Jakarta (Humas) — Kepala Kantor Wilayah Kementerian Agama Provinsi DKI Jakarta menegaskan bahwa Madrasah Aliyah Negeri (MAN) 2 Jakarta merupakan pionir satuan kerja berpredikat Wilayah Bebas dari Korupsi (WBK) di lingkungan Kementerian Agama Provinsi DKI Jakarta. Capaian tersebut menjadi tonggak penting dalam penguatan budaya integritas dan peningkatan kualitas layanan pendidikan madrasah.
Menurutnya, keberhasilan meraih predikat WBK tidak boleh berhenti sebagai sebuah pencapaian administratif semata, tetapi harus menjadi fondasi untuk terus melakukan perbaikan berkelanjutan menuju predikat Wilayah Birokrasi Bersih dan Melayani (WBBM).
“MAN 2 Jakarta adalah pionir WBK di DKI Jakarta. Capaian ini harus terus dilanjutkan dengan berbagai inovasi dan penguatan budaya kerja sehingga mampu melangkah menuju WBBM,” ujarnya.
Ia menyampaikan keyakinannya bahwa MAN 2 Jakarta memiliki kapasitas dan komitmen yang kuat untuk meraih predikat WBBM pada masa mendatang. Hal tersebut didukung oleh konsistensi seluruh unsur madrasah dalam membangun tata kelola yang transparan, akuntabel, serta berorientasi pada pelayanan publik yang berkualitas.
“Saya yakin ke depan MAN 2 Jakarta akan meraih WBBM. Semangat perubahan yang telah dibangun harus terus dijaga dan ditingkatkan oleh seluruh warga madrasah,” katanya.
Lebih lanjut, ia mengakui bahwa tantangan dalam mengelola lembaga pendidikan di Provinsi DKI Jakarta sangat kompleks dan dinamis. Namun demikian, kondisi tersebut justru menjadi motivasi bagi jajaran Kementerian Agama untuk terus menghadirkan layanan pendidikan yang unggul dan berdaya saing.
“Tantangan mengelola lembaga pendidikan di DKI Jakarta luar biasa. MAN 2 Jakarta menjadi salah satu contoh keseriusan kami dalam menunjukkan kualitas pendidikan madrasah di DKI Jakarta,” tegasnya.
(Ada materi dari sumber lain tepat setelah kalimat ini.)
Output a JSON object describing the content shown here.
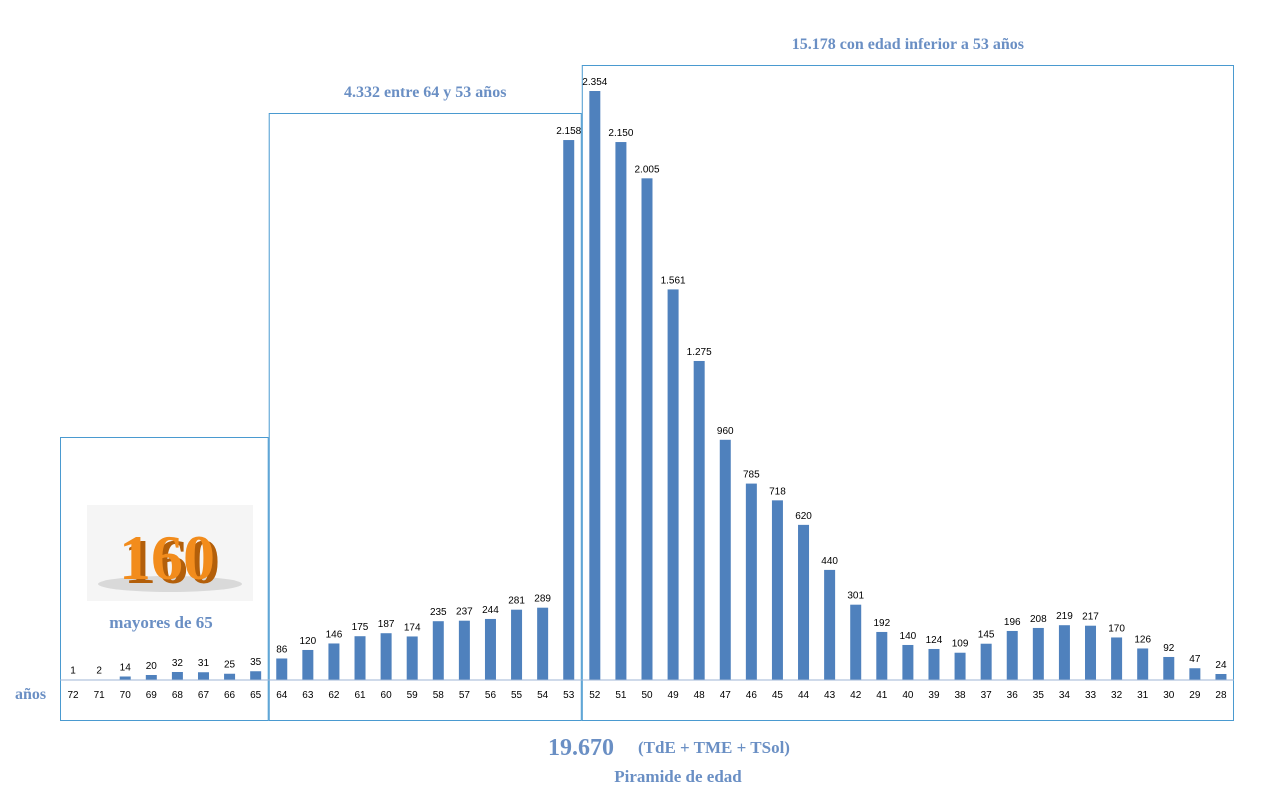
{
  "colors": {
    "bar": "#4f81bd",
    "text_accent": "#6a8fc4",
    "box": "#4a9ad0",
    "badge": "#f28c1c"
  },
  "badge": {
    "text": "160",
    "caption": "mayores de 65",
    "icon": "orange-3d-number-image"
  },
  "groups": [
    {
      "title": "",
      "from_age": 72,
      "to_age": 65
    },
    {
      "title": "4.332 entre 64 y 53 años",
      "from_age": 64,
      "to_age": 53
    },
    {
      "title": "15.178 con edad inferior a 53 años",
      "from_age": 52,
      "to_age": 28
    }
  ],
  "axis": {
    "label": "años"
  },
  "footer": {
    "total": "19.670",
    "total_note": "(TdE + TME + TSol)",
    "subtitle": "Piramide de edad"
  },
  "chart_data": {
    "type": "bar",
    "title": "Piramide de edad",
    "xlabel": "años",
    "ylabel": "",
    "categories": [
      "72",
      "71",
      "70",
      "69",
      "68",
      "67",
      "66",
      "65",
      "64",
      "63",
      "62",
      "61",
      "60",
      "59",
      "58",
      "57",
      "56",
      "55",
      "54",
      "53",
      "52",
      "51",
      "50",
      "49",
      "48",
      "47",
      "46",
      "45",
      "44",
      "43",
      "42",
      "41",
      "40",
      "39",
      "38",
      "37",
      "36",
      "35",
      "34",
      "33",
      "32",
      "31",
      "30",
      "29",
      "28"
    ],
    "values": [
      1,
      2,
      14,
      20,
      32,
      31,
      25,
      35,
      86,
      120,
      146,
      175,
      187,
      174,
      235,
      237,
      244,
      281,
      289,
      2158,
      2354,
      2150,
      2005,
      1561,
      1275,
      960,
      785,
      718,
      620,
      440,
      301,
      192,
      140,
      124,
      109,
      145,
      196,
      208,
      219,
      217,
      170,
      126,
      92,
      47,
      24
    ],
    "value_labels": [
      "1",
      "2",
      "14",
      "20",
      "32",
      "31",
      "25",
      "35",
      "86",
      "120",
      "146",
      "175",
      "187",
      "174",
      "235",
      "237",
      "244",
      "281",
      "289",
      "2.158",
      "2.354",
      "2.150",
      "2.005",
      "1.561",
      "1.275",
      "960",
      "785",
      "718",
      "620",
      "440",
      "301",
      "192",
      "140",
      "124",
      "109",
      "145",
      "196",
      "208",
      "219",
      "217",
      "170",
      "126",
      "92",
      "47",
      "24"
    ],
    "ylim": [
      0,
      2354
    ],
    "grid": false,
    "legend": "none"
  }
}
Predikat WBK merupakan bentuk pengakuan atas komitmen satuan kerja dalam membangun zona integritas melalui reformasi birokrasi, pencegahan korupsi, serta peningkatan kualitas pelayanan publik.
Keberhasilan MAN 2 Jakarta meraih predikat tersebut diharapkan dapat menjadi inspirasi bagi madrasah dan satuan kerja lainnya untuk terus memperkuat integritas dan profesionalisme dalam memberikan layanan kepada masyarakat.